Au bloc : quand on aime, on ne compte pas
Ce petit mot pour te dire merci , merci de nous faire partager ton expérience , de nous donner de l espoir face à cette maladie , je suis her2+++ , beaucoup d angoisse que ton vécu m a aidée à dépasser . Je me retrouve complètement dans tes paroles , incompréhension de la part des médecins , soigne toi et tais toi ! Il faut se battre pour faire admettre les douleurs , le mal être , la fatigue , les effets secondaires (que mon MT minimise , voir met en doute ) j ai la chance d avoir un conjoint et des enfants qui me soutiennent . Pour moi fin herceptin en 07/2017 , le chir m a dit de prendre RV 1 mois après pour poursuivre la reconstruction stoppée à cause de la chimio . Cela fait 1 an que je n ai plus mon sein , et comme toi je mets des vêtements plus larges , j ai du revoir ma garde robe . J appréhende et en même temps j aspire cette reconstruction . Retrouver mon corps de femme qui a été meurtri . Je te souhaite de longues et belles années encore malgré cette fichue maladie , merci Isabelledelyon 😉 Bises de Pascale 👍 🍀🍀🍀🍀🍀🍀🍀🍀🍀🍀🍀

Au bloc : quand on aime, on ne compte pas
Quel parcours dingue ,Isabelle .Mais les médecins m'étonneront toujours devant telles choses et ne se rendent pas compte de ce qu'ils nous font subir. A moins que ça soit une femme-médecin qui soit atteinte de cela (mais ses collègues seront là dans les priorités ,c'est sur.!!!!.)
Bien à vous chère Isabelle

Au bloc : quand on aime, on ne compte pas
Je croise les doigts pour toi.
Pour la pharmacie, c'est plus simple, tu peux facilement changer de pharmacie. Mon pharmacien est adorable et cherche toujours les meilleurs crèmes, les meilleures solutions ... Bon, c'est vrai que j'y passe toutes les semaines et j'y laisse pas mal de sous (les crèmes cicatrisantes ne sont pas remboursées ...). Alors j'ai choisi le plus sympa ...
Bon courage. Bisous.

Au bloc : quand on aime, on ne compte pas
Je te souhaite que tout se passe bien et qu'enfin dans quelques mois tu retrouves un corps qui te plaira à toi.
Je compte commencer ce chemin de la reconstruction dans deux mois. J'ai rdv avec le chirurgien dans une semaine pour mettre au point l'opération. Mais, je me demande souvent si je le fais pour moi ou pour mon compagnon. Il a été près de moi moralement, mais je vois bien qu'un seul sein pour lui, ben ce n'est pas possible... Je suis pressée d'y passer et en même temps j'ai si peur de repartir dans les opérations et les soins. Bon courage.

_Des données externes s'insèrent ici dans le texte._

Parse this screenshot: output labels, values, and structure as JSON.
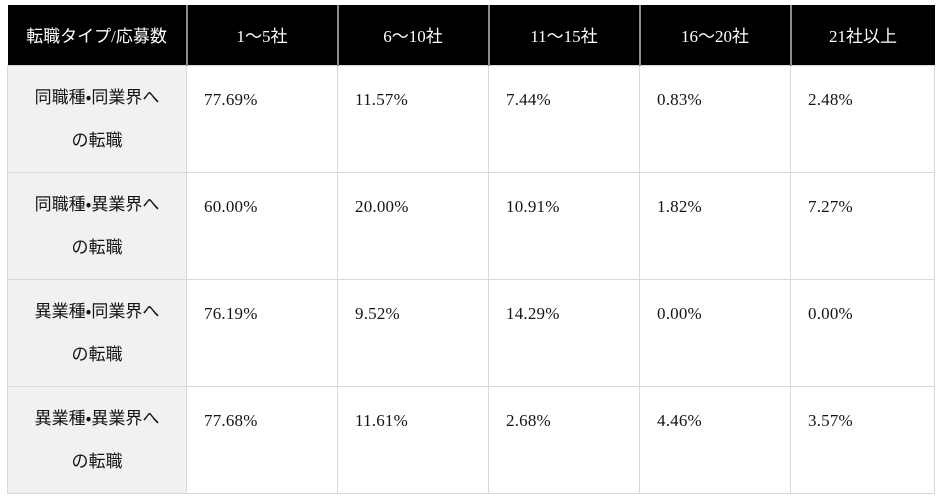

Au bloc : quand on aime, on ne compte pas
Je croise les doigts pour toi chère Isabelle. Peu de gens s'imaginent ce que le cancer peut faire endurer, ton témoignage est important pour nous.
Tu es sans doute sortie de l'hôpital et j'espère que tu vas bien.
Je t'embrasse.

Au bloc : quand on aime, on ne compte pas
bonsoir Isabelle ,je vous souhaite toutes les meilleures chances , je vous souhaite de réussir ,
je ne pouvais pas écrire depuis 1 an , car la santé de nôtre fille baissait au fil des mois , elle est partie à 45 ans rejoindre ses soeurs de combat contre cette horrible maladie il y a 13 jours , le 18 janvier , je suis triste de voir le nouvel article concernant Hélène la crabahuteuse , je lisais souvent son blog , elle aussi s'est battue ,et ce maudit crabe l'a emmenée aussi -
faites attention , soyez attentive, prudente , bon courage - bises

Au bloc : quand on aime, on ne compte pas
Quel témoignage émouvant, on ne devrait pas avoir à batailler ainsi quand on est atteint d'un cancer. Et encore, notre couverture de santé est très acceptable par rapport à d'autres pays, je n'imagine même pas comment cela doit être ailleurs..
Je vous souhaite bon courage pour la suite.